Commons of Care is situated in Skydebanehaven Park within the post-renewal district of Vesterbro in Copenhagen, Denmark. As part of the chair of Public Building, the project plays on the two aspects of everyday life that concern the public as participants: commons and care, material and immaterial, goods and services. Implicit in the title is an acceptance that forms of care (daycares and elderly-care centres) are common goods. Care as a resilient urban marker provides a framework that concerns the marginalised multitude of the city, namely the immigrant (“newcomers”) and elderly (“late-agers”) populations in the city. The design is guided by four principles (cure, curation, collectivity, connectivity) that suggest multiple interventions for realising the aspiration for a public condenser. The concept of care legitimises coexistence between multiple communities where accessibility and inclusivity become benchmarks for a renewed definition of liveability in Europe.

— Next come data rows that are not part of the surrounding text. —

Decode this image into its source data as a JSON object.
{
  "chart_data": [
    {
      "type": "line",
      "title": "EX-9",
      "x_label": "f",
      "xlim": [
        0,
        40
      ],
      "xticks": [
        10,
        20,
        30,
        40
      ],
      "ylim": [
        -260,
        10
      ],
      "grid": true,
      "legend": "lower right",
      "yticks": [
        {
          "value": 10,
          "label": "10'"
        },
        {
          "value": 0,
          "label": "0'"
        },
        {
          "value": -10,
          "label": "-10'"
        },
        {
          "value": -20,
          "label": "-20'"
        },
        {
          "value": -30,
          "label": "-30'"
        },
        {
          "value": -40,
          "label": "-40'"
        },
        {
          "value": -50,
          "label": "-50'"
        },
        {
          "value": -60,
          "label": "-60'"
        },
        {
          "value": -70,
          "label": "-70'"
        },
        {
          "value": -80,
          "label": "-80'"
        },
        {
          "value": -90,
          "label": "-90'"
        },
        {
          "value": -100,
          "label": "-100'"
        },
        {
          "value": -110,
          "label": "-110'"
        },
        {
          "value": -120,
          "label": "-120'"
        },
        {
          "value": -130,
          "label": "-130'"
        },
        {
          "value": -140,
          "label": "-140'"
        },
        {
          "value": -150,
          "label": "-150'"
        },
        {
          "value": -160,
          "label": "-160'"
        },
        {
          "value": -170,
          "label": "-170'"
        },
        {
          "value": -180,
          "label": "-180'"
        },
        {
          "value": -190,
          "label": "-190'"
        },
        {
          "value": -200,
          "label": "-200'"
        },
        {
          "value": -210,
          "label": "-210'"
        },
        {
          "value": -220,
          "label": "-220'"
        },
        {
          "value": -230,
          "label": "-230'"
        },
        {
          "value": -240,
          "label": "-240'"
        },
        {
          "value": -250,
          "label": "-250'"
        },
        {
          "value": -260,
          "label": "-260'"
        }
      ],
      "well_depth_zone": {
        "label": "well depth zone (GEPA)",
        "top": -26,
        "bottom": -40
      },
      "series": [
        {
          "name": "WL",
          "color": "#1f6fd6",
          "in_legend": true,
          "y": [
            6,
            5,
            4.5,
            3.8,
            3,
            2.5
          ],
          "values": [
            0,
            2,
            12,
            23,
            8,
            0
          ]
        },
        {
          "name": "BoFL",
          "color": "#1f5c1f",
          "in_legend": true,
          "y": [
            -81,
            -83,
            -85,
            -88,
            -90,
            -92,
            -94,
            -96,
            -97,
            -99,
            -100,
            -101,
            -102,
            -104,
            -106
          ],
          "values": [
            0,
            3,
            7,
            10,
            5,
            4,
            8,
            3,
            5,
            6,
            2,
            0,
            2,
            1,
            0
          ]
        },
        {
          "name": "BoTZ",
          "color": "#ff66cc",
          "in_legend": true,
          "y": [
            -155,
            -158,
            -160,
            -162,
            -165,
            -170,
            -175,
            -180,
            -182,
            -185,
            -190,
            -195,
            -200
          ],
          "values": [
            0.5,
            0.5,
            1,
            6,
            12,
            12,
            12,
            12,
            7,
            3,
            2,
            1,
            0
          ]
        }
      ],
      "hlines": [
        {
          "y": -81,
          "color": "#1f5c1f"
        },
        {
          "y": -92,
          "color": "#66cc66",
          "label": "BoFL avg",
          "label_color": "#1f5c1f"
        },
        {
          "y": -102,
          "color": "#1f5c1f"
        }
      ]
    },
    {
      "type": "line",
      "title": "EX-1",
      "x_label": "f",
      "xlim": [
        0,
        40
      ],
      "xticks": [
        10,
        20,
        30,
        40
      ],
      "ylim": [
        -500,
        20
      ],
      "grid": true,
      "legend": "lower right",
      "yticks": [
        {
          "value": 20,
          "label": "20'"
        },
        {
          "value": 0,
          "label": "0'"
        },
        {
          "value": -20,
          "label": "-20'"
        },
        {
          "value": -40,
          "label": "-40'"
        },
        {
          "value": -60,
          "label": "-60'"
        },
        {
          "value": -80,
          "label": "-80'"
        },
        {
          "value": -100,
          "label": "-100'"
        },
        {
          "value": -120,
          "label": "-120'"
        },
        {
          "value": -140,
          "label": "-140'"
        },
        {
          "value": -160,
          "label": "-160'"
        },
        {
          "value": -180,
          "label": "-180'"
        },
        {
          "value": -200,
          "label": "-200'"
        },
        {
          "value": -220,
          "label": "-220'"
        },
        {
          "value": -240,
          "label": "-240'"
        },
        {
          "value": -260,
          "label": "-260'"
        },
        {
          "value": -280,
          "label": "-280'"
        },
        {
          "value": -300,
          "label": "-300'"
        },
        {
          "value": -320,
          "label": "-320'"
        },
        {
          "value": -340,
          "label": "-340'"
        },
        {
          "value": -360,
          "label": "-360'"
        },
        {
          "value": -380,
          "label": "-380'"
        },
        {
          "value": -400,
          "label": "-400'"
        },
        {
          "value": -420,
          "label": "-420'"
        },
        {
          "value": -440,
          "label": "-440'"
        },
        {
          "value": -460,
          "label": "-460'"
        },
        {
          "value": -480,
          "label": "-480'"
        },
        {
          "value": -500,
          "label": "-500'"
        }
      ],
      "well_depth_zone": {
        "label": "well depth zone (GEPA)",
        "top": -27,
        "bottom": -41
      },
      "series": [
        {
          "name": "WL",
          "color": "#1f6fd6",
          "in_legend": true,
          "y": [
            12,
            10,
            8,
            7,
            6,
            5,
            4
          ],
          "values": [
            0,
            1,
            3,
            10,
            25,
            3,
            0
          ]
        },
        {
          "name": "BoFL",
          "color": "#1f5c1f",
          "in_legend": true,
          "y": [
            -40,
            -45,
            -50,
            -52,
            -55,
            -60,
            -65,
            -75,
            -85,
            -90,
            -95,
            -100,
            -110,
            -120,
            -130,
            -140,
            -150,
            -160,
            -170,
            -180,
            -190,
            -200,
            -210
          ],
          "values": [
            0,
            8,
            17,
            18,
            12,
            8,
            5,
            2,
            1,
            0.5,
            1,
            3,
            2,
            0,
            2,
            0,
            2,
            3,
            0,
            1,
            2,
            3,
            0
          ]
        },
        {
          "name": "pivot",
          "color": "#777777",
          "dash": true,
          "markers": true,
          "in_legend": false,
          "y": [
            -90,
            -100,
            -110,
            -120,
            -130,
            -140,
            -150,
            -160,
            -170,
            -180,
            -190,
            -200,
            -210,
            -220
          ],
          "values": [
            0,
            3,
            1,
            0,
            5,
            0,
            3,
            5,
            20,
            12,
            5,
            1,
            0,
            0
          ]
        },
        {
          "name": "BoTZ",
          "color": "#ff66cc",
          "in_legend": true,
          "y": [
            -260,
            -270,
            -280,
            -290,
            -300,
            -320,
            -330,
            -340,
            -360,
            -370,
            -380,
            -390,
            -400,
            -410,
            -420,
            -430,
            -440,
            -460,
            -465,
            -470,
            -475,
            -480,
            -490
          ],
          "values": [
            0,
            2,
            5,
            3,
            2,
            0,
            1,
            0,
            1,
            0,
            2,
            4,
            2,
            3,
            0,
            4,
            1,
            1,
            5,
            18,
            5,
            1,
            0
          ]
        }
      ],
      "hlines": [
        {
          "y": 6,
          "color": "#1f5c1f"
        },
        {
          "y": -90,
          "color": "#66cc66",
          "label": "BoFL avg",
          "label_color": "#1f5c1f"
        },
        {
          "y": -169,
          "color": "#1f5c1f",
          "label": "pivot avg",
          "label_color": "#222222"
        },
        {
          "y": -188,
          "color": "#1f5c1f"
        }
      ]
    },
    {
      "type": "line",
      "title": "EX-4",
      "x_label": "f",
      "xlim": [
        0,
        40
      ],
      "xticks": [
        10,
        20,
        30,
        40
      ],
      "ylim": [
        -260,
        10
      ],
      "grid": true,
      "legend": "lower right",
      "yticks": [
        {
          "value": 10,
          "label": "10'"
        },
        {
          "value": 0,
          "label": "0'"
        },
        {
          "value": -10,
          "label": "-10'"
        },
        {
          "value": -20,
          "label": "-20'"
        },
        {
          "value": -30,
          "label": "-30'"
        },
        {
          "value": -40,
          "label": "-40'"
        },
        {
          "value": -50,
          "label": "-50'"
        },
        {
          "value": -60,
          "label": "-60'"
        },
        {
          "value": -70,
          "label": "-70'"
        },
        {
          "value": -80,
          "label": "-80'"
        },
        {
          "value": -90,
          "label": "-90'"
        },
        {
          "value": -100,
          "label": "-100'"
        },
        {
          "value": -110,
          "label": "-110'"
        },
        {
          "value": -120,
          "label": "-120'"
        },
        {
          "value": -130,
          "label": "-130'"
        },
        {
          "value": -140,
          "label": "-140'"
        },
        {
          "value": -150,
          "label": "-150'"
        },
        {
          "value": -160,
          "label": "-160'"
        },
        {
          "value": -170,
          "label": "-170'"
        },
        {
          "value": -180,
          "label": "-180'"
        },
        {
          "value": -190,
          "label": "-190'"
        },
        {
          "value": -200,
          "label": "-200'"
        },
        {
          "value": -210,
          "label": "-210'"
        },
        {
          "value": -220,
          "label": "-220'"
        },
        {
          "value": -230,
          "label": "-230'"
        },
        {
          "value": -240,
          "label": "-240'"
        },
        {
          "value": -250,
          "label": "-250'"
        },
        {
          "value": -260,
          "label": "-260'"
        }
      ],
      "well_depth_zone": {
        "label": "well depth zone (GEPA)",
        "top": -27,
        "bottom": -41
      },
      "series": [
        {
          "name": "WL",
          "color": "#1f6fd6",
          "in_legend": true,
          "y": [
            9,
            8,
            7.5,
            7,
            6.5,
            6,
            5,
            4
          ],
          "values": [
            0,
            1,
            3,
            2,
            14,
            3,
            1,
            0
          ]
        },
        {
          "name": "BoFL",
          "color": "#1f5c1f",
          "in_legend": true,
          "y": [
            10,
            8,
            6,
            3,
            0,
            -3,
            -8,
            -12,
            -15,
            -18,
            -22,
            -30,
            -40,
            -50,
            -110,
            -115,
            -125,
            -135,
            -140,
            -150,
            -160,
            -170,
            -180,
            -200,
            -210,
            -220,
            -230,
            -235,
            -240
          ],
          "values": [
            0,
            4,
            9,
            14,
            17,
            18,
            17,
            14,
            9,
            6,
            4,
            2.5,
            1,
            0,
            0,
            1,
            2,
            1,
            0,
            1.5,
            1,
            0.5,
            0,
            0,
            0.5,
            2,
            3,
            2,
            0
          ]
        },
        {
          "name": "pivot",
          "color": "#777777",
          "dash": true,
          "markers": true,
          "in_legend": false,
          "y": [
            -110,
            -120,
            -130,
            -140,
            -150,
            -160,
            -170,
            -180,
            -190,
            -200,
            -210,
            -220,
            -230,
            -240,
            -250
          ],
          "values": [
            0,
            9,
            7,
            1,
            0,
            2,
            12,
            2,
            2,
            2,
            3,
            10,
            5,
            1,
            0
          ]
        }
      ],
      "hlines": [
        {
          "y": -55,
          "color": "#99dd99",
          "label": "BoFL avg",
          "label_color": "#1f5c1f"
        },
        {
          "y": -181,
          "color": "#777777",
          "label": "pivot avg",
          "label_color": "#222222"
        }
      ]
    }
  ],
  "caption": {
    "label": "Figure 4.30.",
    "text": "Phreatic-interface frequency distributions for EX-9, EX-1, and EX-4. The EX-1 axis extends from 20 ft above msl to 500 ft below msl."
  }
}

Two assumptions were decisive for the development of the Commons of Care. One was the site, the 19th-century Skydebanehaven park that punctuates the Vesterbro district, and the other was the creation of a commons, a place in which the public visits on short or long intervals. From these two premises, the entire architecture was devised. Multiple forms of care will inform multiple forms of use: an architectural ensemble, an urban ensemble, an ensemble of learning, an ensemble of recreation, an ensemble of cultures, an ensemble of goods, an ensemble of people in commonality.

CARE: Guided by the principle that welfare ties to wellbeing and excludes no one.

CURE: Providing relief for the those in need, cure offers a support network.

CURATION: The verb “to care” derives from the Latin ‘curare’ which is inscribed etymologically in the word “to curate”.

COLLECTIVITY: Cure and curation come within a collaborative framework of shared identity: assemblage, togetherness, solidarity, belonging.

CONNECTIVITY: Offer new opportunities in the city that connect to people who might otherwise be excluded or marginalised.

 

Jeffrey Yuncheng Deng graduated cum laude in the Public Condenser - Copenhagen Studio, under the supervision of Ir. Paul Kuitenbrouwer and Ir. Gilbert Koskamp. His design manifesto was completed under Dr. Nicola Marzot and his research paper under Dr. Sang Lee. His master’s thesis concerns the role of the commons in Europe through a cross-disciplinary study of care. Building technology reinforced his deeply inquisitive approach towards the practice of architecture and design that seeks to challenge the status quo of cradle-to-grave construction method.  Reflecting and precipitating the effects of architecture in society towards wealth, gender, class, race, and the environment, the project establishes a new setting for multiplicity to take place in the city.